Третий обет — это обет чести. В нем содержатся, если обобщить, все существенные моральные нормы и правила поведения служилого сословия, не вошедшие в первые два обета. Опричник клянется в верности сословию, в его примате для него над всем другим: «Нет у меня ни семьи, ни дома. Опричнина — моя семья, и Империя — мой дом». Он обещает никогда, ни вольно ни невольно, не оскорбить и не подвести своих товарищей; защищать жизнь другого опричника в т. ч. и ценой своей жизни, а равно и всех людей других сословий. Он также обещает хранить сословную и имперскую честь перед другими сословиями, не спускать оскорблений (по крайней мере демонстративных) себя, опричнины и Империи: «Если кто-то сознательно оскорбит меня, мою страну или сословие, я не буду обижаться, но и не оставлю — я накажу». Это «накажу», между прочим, может при сильном оскорблении означать и смерть обидчика, поэтому народ весьма внимательно относится к своим словам («фильтруют базар», на разговорном языке) в присутствии опричника или незнакомца, который может им оказаться. Сами же опричники обещают: «Никогда не опущусь до оскорбления словами кого-либо — того, кто истинно это заслуживает, надо наказывать действием». Далее идет обещание равного отношения ко всем и вся, т. е., по сути, недискриминации по любому признаку: «Как пастух не может одну овцу выделять и защищать, другую же бросить, так и я обещаю не держать ближе к сердцу никого из народа, но за всех иметь равную ответственность. И как не может дозор одни места охранять, а на другие махнуть рукой, так и я обещаю ни одну из земель Империи не держать ближе к сердцу, но все одинаково». Вообще третий обет самый длинный, в нем есть еще обещание нетерпимости к любому встреченному злу, обещание помощи всем особо уязвимым (немощным и убогим, детям, старикам, а также священным для опричников собакам) и многое еще в том же духе.
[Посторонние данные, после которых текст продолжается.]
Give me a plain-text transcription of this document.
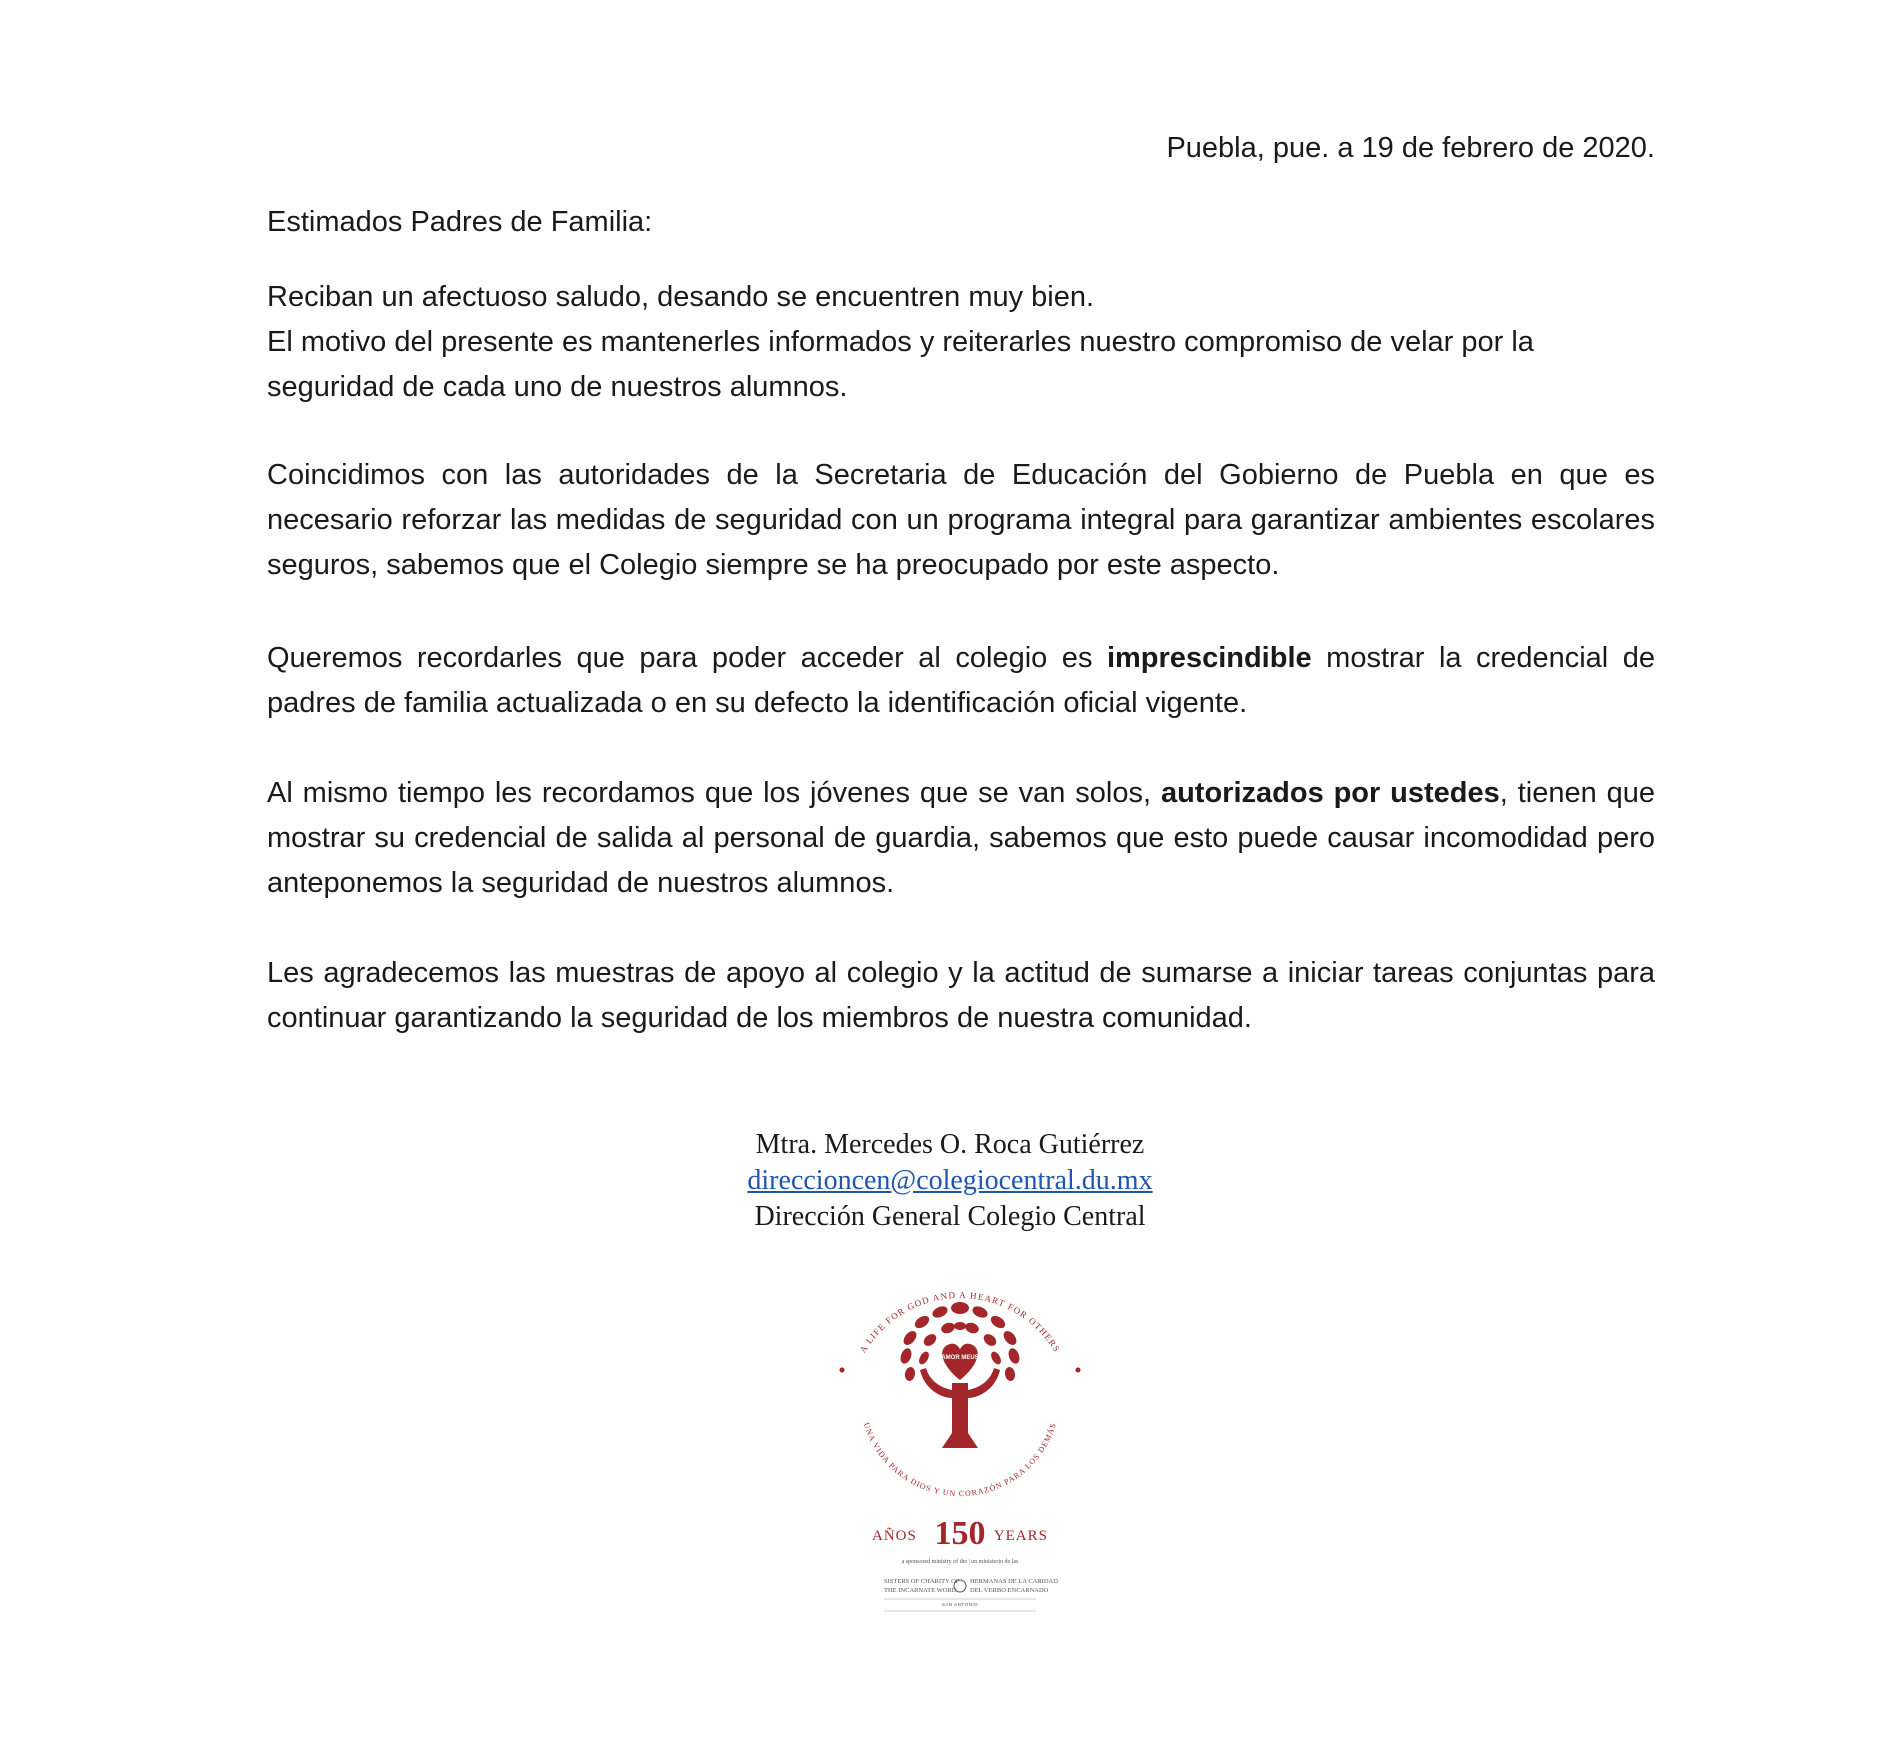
Puebla, pue. a 19 de febrero de 2020.
Estimados Padres de Familia:
Reciban un afectuoso saludo, desando se encuentren muy bien.
El motivo del presente es mantenerles informados y reiterarles nuestro compromiso de velar por la seguridad de cada uno de nuestros alumnos.
Coincidimos con las autoridades de la Secretaria de Educación del Gobierno de Puebla en que es necesario reforzar las medidas de seguridad con un programa integral para garantizar ambientes escolares seguros, sabemos que el Colegio siempre se ha preocupado por este aspecto.
Queremos recordarles que para poder acceder al colegio es imprescindible mostrar la credencial de padres de familia actualizada o en su defecto la identificación oficial vigente.
Al mismo tiempo les recordamos que los jóvenes que se van solos, autorizados por ustedes, tienen que mostrar su credencial de salida al personal de guardia, sabemos que esto puede causar incomodidad pero anteponemos la seguridad de nuestros alumnos.
Les agradecemos las muestras de apoyo al colegio y la actitud de sumarse a iniciar tareas conjuntas para continuar garantizando la seguridad de los miembros de nuestra comunidad.
Mtra. Mercedes O. Roca Gutiérrez
direccioncen@colegiocentral.du.mx
Dirección General Colegio Central
A LIFE FOR GOD AND A HEART FOR OTHERS
UNA VIDA PARA DIOS Y UN CORAZÓN PARA LOS DEMÁS
AMOR MEUS
AÑOS 150 YEARS
a sponsored ministry of the | un ministerio de las
SISTERS OF CHARITY OF
THE INCARNATE WORD
HERMANAS DE LA CARIDAD
DEL VERBO ENCARNADO
SAN ANTONIO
Принеся обеты — а начинается каждый из них словами: «Перед Богом и людьми обещаю…» — опричник проходит два особых православных таинства: венчание на службу и миропомазание. Эти таинства не совершаются Церковью, во всяком случае в таком виде, над обычными людьми, а только над царями — это соответствует статусу опричников как коллективного царя (см. далее). Венчание есть символическое возложение короны, такое же как при венчании на брак, только соединение происходит не с супругом, а со страной; миропомазание совершается второй раз (первый у православных соответствует нашей католической конфирмации и происходит сразу после крещения) и означает снисхождение особых даров Святого Духа, необходимых для опричного служения, и завершается причащением новопомазанника в алтаре как защитника Церкви. После этого опричнику вручают личную карточку, персональное полное боевое снаряжение и два комплекта цивильной формы, и на этом обряд заканчивается, по крайней мере его торжественная часть: все поздравляют новоиспеченного опричника и идут праздновать — это событие у опричников называется «прописка», а само застолье, как и любое сословное застолье, называется у русских «братчина». Начинается служба (в смысле не обучение, а работа, хотя службой у них называется и то и другое), которая продолжается до смерти опричника, как бы нам ни было трудно поверить в это, соотечественники, но у русских опричников нет ни понятия пенсии, ни понятия инвалидности. Для ослабевшего опричника — от старости или увечья — подыскивается адекватная работа: я своими глазами видел опричника, у которой не было правой руки и обеих ног (ранение произошло задолго до внедрения регенерационной терапии), и она работала удаленным оператором беспилотного истребителя-перехватчика с помощью сделанного специально для нее интерфейса. Остальные относились к ней как к равному товарищу, не делая вид, что они не замечают ее увечья, но и не концентрируясь на нем — например, брали на все свои пьянки, но подносили ей стакан и закуску; по виду она была настолько счастлива, насколько это возможно. Поэтому теперь, после своих очных наблюдений, я считаю любимую фразу опричников «Служба — это жизнь, а жизнь — это служба» не метафорой, а совершенно буквальной истиной.